Kidneys grown in rats could pave way for human transplant

Scientists said on Wednesday that they have successfully used mice stem cells to grow kidneys in rat embryos, using a technique that could one day help grow human kidneys for transplant. But the researchers cautioned that their success was only a first step and that “serious technical barriers and complex ethical issues” remain before the process could be used for human organs. The technique has previously been used to grow mice-derived pancreases in rats, but the new study is the first evidence that it could one day provide a solution to the massive shortage of donor kidneys for people with renal disease. The research, published in the Nature Communications journal, began with the development of a suitable “host” in which the kidneys could be grown.
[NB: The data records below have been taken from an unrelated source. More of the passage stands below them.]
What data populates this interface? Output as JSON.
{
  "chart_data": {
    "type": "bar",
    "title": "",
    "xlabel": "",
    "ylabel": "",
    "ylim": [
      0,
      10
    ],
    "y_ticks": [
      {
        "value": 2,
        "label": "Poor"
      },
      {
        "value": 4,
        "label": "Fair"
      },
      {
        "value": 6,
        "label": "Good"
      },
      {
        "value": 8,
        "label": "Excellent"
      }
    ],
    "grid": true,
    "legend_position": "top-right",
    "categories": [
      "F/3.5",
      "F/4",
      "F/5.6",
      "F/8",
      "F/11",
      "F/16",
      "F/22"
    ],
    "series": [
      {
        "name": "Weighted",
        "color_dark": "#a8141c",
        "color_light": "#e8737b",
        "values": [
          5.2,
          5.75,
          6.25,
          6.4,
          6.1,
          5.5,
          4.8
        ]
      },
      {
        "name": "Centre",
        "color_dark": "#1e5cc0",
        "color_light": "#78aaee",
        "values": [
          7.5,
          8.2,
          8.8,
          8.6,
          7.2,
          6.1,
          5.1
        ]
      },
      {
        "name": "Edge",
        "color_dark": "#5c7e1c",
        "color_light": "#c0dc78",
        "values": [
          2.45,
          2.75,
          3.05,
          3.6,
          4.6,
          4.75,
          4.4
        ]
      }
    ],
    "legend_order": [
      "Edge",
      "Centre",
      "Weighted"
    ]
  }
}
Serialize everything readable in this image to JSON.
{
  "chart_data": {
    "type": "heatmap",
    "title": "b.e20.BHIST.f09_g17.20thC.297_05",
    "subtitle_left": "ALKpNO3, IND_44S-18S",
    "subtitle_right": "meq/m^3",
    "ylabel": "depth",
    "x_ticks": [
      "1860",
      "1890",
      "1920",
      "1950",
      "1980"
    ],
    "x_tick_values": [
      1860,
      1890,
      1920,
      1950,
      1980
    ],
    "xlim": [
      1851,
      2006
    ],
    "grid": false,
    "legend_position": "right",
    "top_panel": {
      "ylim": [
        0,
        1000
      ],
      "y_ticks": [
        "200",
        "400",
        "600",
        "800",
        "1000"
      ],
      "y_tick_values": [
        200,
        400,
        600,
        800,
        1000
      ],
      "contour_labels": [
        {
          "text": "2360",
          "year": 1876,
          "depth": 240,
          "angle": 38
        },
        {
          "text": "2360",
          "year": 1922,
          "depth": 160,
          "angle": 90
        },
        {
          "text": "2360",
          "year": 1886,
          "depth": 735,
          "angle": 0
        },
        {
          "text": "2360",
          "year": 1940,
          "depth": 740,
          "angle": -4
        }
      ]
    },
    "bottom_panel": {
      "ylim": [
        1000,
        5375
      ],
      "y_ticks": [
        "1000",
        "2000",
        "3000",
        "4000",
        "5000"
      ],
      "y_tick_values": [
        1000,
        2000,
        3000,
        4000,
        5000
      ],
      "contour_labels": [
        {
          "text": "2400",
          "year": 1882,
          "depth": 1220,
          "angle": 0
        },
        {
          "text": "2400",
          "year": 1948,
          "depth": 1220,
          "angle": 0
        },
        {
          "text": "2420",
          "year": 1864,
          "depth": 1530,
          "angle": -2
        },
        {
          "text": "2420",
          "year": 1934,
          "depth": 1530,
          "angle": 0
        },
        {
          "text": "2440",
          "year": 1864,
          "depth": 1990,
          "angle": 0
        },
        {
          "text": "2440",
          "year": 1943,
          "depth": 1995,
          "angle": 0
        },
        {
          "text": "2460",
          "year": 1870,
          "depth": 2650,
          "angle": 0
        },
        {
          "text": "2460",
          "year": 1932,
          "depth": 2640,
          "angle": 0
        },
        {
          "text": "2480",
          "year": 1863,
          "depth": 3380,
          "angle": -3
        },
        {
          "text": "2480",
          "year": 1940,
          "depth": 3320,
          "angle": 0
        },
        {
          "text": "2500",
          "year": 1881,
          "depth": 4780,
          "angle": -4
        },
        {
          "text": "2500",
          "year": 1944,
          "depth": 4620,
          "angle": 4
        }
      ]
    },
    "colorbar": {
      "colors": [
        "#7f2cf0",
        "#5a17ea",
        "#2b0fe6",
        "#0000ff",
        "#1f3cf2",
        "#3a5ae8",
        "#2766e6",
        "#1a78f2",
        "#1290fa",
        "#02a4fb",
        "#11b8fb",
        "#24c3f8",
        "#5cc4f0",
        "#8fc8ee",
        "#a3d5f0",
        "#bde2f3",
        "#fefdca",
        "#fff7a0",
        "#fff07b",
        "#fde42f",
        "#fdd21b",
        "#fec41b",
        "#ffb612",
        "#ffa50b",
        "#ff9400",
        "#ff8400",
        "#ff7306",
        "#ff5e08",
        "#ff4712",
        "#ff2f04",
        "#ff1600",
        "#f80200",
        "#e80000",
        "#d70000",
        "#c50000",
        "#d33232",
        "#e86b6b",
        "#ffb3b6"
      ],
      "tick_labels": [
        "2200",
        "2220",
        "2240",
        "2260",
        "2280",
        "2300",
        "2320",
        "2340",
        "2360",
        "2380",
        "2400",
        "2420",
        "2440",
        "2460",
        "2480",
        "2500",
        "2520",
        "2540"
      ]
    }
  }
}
Genetically modified The researchers collected rat embryo structures that had been genetically modified so they would not develop kidneys on their own. The embryos were then injected with pluripotent stem cells from mice and implanted into rat wombs so they could be carried to term. Pluripotent stem cells are a kind of “master” cells that can develop into any of the cells and tissue that make up the body. The researchers found that the mice stem cells produced apparently functional kidneys in the rats. But the same did not hold when rat stem cells were injected into similarly modified mice embryos. The process of growing human organs in animals poses an ethical conundrum because human stem cells could develop into brain or reproductive organ cells in the host. In the short-term, additional research is likely to focus on ways to genetically modify host rats without lethal side effects.